28 August 2019 - Jesse Rowe
At 9am on a chilly bushveld winter morning, 12 Land Rovers lined up for the famous Rust de Winder Mountain Drive. TTV a 110 TDi Kalahari Defender, Worshond a Puma 130, Franken fender a V8 110 Defender and something that should be known as "Beast", a Discovery 2 with all possible mods were just a few of the spectacular contenders. As one might imagine, it was a little bit of a shock to hear during the briefing, we're going up where we should go down.

After a bit of convoy driving and a few gates, we reached the first mountain. All the vehicles made it through the obstacles without a problem. After a few more gates and a clearing, Mike (ATV club facilitator) suddenly called for the Beast to take the lead position. The word that immediately came to mind was ominous. “Leon and the beast will take the lead, I will direct the drivers, and the rest of you, your job is to concentrate,” said Mike. What could go wrong?

A short 100m further at the first rock crawl, with an off-camber left turn, navigating a cross-axle, incline and two trees growing at the apex of this left turn, Leon’s Beast of a vehicle, lifted its left front high into the air… the traction control kicked in, pushing the vehicle forward and with precise navigation, they were through the obstacle. Wow!

Then reality kicked in, in our convoy there were 4 x Disco II’s and 2 x Puma Defenders with traction control, the rest… open diff vehicles. With the first two vehicles through the obstacle - with a steep incline section, and no parking – Beast had pushed forward and was now just out of sight on the other side of the hill, being worked hard.
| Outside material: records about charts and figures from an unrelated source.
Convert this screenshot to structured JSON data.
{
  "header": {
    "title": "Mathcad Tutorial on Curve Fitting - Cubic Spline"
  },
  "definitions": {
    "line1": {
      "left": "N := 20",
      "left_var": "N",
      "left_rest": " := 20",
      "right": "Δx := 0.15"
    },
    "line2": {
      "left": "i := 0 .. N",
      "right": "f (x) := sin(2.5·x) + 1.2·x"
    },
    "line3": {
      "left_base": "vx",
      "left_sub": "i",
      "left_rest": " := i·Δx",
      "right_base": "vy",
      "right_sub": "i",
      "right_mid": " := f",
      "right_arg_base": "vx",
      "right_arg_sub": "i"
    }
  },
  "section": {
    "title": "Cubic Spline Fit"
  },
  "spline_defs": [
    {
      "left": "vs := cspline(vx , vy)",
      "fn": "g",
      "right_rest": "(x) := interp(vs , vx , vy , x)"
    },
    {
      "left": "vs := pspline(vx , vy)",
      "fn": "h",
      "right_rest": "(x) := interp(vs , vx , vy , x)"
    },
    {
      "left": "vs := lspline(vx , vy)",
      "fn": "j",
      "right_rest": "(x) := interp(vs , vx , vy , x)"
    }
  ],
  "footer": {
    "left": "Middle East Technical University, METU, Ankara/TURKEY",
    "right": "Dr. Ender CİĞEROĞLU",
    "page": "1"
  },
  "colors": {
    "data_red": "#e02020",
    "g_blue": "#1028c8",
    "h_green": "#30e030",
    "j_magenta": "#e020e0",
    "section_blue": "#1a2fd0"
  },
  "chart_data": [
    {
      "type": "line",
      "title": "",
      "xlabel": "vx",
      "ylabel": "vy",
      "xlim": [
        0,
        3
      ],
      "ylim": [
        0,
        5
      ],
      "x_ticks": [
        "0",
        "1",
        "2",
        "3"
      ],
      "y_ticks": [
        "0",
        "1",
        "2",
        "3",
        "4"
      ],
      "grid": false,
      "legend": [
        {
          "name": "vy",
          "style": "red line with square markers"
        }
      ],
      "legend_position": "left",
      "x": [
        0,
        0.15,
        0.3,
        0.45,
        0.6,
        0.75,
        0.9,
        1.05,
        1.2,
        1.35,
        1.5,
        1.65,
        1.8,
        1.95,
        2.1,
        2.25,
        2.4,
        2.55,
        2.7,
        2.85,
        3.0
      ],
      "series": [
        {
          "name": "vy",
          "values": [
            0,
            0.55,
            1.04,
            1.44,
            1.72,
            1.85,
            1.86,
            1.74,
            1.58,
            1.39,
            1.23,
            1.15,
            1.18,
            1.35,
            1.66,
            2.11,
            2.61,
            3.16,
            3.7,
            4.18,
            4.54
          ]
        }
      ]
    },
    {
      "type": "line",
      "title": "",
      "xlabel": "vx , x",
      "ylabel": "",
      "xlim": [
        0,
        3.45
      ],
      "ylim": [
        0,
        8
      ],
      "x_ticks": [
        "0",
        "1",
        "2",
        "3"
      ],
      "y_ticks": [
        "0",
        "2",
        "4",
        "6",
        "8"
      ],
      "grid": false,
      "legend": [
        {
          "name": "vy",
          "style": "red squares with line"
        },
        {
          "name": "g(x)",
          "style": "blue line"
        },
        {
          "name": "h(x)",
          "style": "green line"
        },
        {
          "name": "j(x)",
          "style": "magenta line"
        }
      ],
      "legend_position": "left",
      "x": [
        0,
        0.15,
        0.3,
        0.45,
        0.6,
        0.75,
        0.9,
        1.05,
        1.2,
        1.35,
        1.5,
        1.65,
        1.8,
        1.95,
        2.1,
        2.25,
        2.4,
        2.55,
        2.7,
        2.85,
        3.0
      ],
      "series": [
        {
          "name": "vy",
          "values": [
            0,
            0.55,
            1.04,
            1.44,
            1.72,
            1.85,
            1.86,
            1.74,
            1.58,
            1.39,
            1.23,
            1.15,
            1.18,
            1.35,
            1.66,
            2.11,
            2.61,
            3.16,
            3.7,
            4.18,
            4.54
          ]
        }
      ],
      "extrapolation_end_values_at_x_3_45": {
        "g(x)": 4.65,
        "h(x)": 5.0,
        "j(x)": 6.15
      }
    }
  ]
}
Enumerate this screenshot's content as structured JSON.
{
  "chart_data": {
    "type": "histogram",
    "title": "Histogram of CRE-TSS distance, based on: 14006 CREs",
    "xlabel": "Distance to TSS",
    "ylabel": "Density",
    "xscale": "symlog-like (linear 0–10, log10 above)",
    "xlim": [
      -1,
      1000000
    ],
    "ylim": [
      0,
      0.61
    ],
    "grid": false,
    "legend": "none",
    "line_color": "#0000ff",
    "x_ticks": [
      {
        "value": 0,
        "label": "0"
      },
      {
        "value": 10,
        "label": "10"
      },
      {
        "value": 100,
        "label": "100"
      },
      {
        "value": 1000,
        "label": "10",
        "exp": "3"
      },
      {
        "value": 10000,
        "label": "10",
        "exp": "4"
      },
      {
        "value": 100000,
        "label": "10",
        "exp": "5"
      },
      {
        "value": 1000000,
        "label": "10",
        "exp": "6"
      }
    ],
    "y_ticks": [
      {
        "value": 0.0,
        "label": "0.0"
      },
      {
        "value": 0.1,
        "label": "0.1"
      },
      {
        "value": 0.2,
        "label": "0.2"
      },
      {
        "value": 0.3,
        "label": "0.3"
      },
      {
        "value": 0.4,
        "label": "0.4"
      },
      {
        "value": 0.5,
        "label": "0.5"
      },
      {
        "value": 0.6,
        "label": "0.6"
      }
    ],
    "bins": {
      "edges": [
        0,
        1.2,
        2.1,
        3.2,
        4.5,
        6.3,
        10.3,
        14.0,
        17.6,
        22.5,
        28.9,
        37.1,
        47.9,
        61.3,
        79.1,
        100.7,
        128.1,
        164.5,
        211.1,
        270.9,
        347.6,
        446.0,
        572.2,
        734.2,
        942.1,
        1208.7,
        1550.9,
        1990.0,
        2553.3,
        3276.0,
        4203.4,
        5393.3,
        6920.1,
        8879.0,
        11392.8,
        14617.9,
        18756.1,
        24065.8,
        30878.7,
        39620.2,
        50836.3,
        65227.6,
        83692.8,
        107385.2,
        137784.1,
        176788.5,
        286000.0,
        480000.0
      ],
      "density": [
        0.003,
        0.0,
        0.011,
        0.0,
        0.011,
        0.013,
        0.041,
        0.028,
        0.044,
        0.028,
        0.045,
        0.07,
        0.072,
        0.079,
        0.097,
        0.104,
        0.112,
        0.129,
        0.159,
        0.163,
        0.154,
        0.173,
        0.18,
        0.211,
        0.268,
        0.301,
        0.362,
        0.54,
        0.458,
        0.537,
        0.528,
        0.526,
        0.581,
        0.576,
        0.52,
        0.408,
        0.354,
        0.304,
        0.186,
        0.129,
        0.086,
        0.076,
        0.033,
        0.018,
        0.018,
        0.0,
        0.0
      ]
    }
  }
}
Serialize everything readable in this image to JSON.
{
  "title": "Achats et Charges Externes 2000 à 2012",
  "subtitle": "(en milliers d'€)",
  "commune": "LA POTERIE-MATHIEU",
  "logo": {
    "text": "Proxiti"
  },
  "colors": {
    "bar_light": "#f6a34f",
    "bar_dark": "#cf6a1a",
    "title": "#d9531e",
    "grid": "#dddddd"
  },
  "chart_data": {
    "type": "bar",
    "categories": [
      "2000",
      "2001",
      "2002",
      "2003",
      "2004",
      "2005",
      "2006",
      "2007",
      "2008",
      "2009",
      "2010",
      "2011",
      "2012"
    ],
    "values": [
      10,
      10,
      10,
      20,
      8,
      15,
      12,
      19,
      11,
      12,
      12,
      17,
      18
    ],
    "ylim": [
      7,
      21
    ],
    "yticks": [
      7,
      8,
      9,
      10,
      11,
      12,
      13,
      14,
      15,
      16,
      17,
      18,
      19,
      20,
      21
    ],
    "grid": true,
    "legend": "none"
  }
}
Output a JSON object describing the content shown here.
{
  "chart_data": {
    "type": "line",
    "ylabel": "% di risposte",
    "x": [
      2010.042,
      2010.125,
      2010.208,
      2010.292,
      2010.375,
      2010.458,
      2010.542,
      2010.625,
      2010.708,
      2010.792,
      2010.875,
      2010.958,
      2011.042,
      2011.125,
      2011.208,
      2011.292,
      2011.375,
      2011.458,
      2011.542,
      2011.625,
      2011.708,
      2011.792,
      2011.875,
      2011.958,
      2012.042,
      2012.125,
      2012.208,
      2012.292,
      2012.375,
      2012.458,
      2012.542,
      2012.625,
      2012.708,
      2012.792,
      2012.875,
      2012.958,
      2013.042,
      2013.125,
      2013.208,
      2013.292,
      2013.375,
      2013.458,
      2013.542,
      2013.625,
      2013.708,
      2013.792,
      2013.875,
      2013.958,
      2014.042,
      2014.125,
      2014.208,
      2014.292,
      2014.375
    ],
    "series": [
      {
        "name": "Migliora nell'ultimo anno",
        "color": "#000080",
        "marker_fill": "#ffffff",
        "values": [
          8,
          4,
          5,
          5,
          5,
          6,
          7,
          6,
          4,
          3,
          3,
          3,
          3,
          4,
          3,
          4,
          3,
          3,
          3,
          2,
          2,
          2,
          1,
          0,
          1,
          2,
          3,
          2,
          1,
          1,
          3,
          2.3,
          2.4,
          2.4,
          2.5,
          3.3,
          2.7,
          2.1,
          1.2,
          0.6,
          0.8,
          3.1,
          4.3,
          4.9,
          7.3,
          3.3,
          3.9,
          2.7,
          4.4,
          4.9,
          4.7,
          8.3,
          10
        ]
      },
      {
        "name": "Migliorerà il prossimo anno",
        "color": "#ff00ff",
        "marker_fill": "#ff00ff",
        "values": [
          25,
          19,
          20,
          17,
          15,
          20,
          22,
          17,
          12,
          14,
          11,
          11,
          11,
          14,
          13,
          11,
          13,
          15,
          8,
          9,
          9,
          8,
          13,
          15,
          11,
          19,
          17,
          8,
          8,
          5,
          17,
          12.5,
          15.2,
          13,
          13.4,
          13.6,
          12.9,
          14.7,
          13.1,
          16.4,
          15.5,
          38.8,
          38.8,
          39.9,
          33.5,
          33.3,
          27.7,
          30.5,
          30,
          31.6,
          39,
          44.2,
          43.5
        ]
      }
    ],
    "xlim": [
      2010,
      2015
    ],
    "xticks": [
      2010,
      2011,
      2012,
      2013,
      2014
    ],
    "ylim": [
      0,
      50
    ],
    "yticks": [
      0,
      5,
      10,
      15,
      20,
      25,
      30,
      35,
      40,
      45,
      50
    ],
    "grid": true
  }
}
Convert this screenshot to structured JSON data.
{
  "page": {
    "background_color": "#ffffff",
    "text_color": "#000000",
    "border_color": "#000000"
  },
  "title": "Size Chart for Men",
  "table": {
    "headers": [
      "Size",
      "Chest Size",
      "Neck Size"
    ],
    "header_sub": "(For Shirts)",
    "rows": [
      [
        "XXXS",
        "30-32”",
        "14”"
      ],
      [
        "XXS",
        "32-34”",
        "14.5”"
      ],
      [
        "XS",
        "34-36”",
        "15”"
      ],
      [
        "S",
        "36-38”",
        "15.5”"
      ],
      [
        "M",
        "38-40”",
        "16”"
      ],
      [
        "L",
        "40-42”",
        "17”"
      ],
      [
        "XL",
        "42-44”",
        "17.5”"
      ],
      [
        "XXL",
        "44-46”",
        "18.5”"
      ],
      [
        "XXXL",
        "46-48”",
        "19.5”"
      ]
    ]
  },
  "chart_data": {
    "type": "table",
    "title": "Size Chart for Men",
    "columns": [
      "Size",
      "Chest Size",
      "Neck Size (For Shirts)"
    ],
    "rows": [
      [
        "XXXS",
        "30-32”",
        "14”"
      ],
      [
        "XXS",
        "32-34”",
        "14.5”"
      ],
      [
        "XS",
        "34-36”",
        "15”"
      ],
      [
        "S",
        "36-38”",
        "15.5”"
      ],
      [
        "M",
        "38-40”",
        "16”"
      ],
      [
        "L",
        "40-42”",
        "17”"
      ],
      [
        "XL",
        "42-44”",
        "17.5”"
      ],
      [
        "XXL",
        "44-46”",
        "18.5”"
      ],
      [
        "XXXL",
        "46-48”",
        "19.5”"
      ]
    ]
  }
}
I went to have a look and immediately wished I hadn’t. 20m up, this beast of a vehicle was now clawing its way up a 30° side angle with a tight right turn into a 30m climb over ragged loose rocks with various cross-axle obstacles waiting for an unsuspecting driver.

It seemed crazy that suddenly, within a distance of 100m, we had three difficult obstacles that needed severe concentration and skill to be negotiated. Worshond was the last to be taken through, we reckoned the length of the 130 would make it easily… but, we would find exactly the opposite. For close to 45 minutes Worshond was stuck with wheels dangling and occupants suspended while we tried recovering the vehicle. After 2 1/2 hours, we managed to get all vehicles through the mammoth conglomeration of obstacles and we moved off.

After finding an open area, we let the kids loose and drivers got a little time to rid themselves of excess adrenaline while enjoying a bite to eat. On arrival safely back at base, it was declared a successful day of driving. The kids reported capturing a colourful worm, enjoyed spending time with Dad and everyone truly experienced just what their 4x4’s are truly capable of. There is absolutely no doubt that quite a few memories were made.